The paper emphasizes that SFT and RL are not competing but complementary. SFT builds the foundational accuracy, while GRPO refines the model for practical use by making its responses more concise. This sequential strategy offers a clear and reproducible path to developing advanced mathematical reasoners.

To demonstrate the efficacy of their approach, the researchers conducted extensive evaluations on challenging benchmarks, including AIME 2024, AIME 2025, and the AI Mathematical Olympiad (AIMO). The AIMO benchmark is particularly noteworthy as it is designed to be strictly leak-free and highly competitive. The proposed method achieved top-tier performance, securing a high rank among over 2,200 teams in the AIMO competition. This success highlights the robustness and real-world applicability of their training recipe.

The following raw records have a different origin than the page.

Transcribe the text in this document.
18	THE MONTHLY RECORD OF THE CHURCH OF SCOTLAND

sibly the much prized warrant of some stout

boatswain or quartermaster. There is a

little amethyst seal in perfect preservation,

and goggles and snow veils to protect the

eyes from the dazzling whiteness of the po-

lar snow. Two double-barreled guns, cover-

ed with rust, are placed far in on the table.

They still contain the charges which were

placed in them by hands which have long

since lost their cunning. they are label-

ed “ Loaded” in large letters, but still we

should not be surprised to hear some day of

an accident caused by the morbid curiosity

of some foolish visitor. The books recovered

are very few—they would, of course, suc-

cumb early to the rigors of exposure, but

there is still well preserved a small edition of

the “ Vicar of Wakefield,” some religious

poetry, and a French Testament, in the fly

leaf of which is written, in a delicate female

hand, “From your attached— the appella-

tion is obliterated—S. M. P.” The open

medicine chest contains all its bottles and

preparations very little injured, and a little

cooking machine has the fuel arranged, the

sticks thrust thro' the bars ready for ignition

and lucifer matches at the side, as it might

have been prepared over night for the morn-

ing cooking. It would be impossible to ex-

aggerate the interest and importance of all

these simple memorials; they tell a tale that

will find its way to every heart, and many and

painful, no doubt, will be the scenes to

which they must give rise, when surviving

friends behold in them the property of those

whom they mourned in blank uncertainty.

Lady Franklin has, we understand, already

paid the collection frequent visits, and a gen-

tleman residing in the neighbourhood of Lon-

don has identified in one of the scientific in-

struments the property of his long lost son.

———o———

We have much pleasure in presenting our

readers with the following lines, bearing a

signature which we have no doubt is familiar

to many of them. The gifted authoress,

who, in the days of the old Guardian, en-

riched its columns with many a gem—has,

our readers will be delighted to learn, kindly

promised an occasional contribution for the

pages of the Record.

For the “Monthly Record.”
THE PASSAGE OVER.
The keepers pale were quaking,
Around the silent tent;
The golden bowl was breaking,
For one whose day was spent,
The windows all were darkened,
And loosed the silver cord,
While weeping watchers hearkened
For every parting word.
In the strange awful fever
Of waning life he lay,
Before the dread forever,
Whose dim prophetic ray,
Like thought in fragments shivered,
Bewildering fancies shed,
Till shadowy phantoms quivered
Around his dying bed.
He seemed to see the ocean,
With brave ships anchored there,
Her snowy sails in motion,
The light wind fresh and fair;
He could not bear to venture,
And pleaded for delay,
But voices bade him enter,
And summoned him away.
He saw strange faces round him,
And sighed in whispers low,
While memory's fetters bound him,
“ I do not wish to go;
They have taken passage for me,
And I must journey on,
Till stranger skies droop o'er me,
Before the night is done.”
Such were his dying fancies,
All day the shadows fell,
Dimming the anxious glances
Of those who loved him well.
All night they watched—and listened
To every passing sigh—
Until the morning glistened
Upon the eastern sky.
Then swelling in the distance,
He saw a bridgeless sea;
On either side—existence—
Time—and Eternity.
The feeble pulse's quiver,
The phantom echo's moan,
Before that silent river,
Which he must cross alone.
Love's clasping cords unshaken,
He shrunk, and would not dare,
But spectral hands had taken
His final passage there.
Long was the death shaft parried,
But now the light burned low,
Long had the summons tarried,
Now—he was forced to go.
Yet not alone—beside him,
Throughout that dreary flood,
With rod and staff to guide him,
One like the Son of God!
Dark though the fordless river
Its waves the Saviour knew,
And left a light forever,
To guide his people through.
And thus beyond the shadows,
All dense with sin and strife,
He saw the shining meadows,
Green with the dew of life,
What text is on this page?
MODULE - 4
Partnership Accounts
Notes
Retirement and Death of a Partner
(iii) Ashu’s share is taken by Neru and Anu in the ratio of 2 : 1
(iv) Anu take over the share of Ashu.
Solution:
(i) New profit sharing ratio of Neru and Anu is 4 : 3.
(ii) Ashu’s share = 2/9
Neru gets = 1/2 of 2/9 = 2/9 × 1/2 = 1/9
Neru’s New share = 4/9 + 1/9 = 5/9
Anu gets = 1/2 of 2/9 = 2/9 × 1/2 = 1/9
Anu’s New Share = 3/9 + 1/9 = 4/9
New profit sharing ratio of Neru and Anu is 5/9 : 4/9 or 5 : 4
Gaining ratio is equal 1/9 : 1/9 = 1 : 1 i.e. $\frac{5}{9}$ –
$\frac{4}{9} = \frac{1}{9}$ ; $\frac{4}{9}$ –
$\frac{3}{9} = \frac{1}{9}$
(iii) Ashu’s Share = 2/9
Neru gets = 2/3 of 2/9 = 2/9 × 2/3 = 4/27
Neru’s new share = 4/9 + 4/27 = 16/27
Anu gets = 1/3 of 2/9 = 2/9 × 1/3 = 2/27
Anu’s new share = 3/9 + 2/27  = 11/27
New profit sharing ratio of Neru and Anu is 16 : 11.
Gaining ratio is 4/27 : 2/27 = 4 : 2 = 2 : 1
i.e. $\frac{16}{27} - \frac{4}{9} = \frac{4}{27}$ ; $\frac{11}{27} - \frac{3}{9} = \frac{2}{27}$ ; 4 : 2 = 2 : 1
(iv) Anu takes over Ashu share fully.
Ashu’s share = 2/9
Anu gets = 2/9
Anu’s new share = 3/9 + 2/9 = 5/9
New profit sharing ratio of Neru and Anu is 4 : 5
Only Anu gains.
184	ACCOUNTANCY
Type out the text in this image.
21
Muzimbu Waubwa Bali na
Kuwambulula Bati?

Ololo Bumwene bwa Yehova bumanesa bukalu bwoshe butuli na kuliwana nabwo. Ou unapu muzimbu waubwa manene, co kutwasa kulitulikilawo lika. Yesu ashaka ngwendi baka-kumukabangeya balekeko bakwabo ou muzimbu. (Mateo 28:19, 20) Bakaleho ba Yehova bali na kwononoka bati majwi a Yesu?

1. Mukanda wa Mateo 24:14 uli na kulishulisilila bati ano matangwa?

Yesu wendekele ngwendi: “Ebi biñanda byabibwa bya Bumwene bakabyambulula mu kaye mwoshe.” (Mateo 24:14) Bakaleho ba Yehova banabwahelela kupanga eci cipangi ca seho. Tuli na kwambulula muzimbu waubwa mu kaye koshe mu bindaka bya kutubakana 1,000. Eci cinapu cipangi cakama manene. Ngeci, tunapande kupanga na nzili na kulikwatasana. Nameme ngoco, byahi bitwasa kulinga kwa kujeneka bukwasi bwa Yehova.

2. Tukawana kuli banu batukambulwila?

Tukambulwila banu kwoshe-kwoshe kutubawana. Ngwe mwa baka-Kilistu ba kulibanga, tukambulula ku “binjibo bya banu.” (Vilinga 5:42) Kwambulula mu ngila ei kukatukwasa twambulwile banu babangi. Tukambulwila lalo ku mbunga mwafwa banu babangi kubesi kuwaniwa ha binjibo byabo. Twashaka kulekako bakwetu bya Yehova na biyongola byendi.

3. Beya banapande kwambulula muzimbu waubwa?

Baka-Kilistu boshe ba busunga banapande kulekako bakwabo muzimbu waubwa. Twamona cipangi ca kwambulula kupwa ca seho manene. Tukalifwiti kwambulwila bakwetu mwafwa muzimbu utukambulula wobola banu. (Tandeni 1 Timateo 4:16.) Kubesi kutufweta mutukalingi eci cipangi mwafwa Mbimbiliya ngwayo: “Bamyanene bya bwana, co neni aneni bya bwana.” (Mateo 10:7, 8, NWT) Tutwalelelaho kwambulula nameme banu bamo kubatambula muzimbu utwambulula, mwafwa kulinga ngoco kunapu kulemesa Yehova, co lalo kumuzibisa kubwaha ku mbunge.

For instance, in experiments with a 14-billion parameter model, the “Original + RL” configuration showed improved token efficiency but a drop in accuracy. However, when the model first underwent 10 epochs of SFT and then RL (“+ SFT (10 epochs) + RL”), it achieved both higher accuracy and better token efficiency compared to the original model and the RL-only approach. This outcome clearly illustrates the synergistic benefit of the two-stage strategy.

The researchers will be open-sourcing their entire framework, including code, model checkpoints, and training configurations, to promote reproducibility and facilitate future research in this area. This work provides a valuable blueprint for the AI community aiming to develop more capable and efficient mathematical LLMs.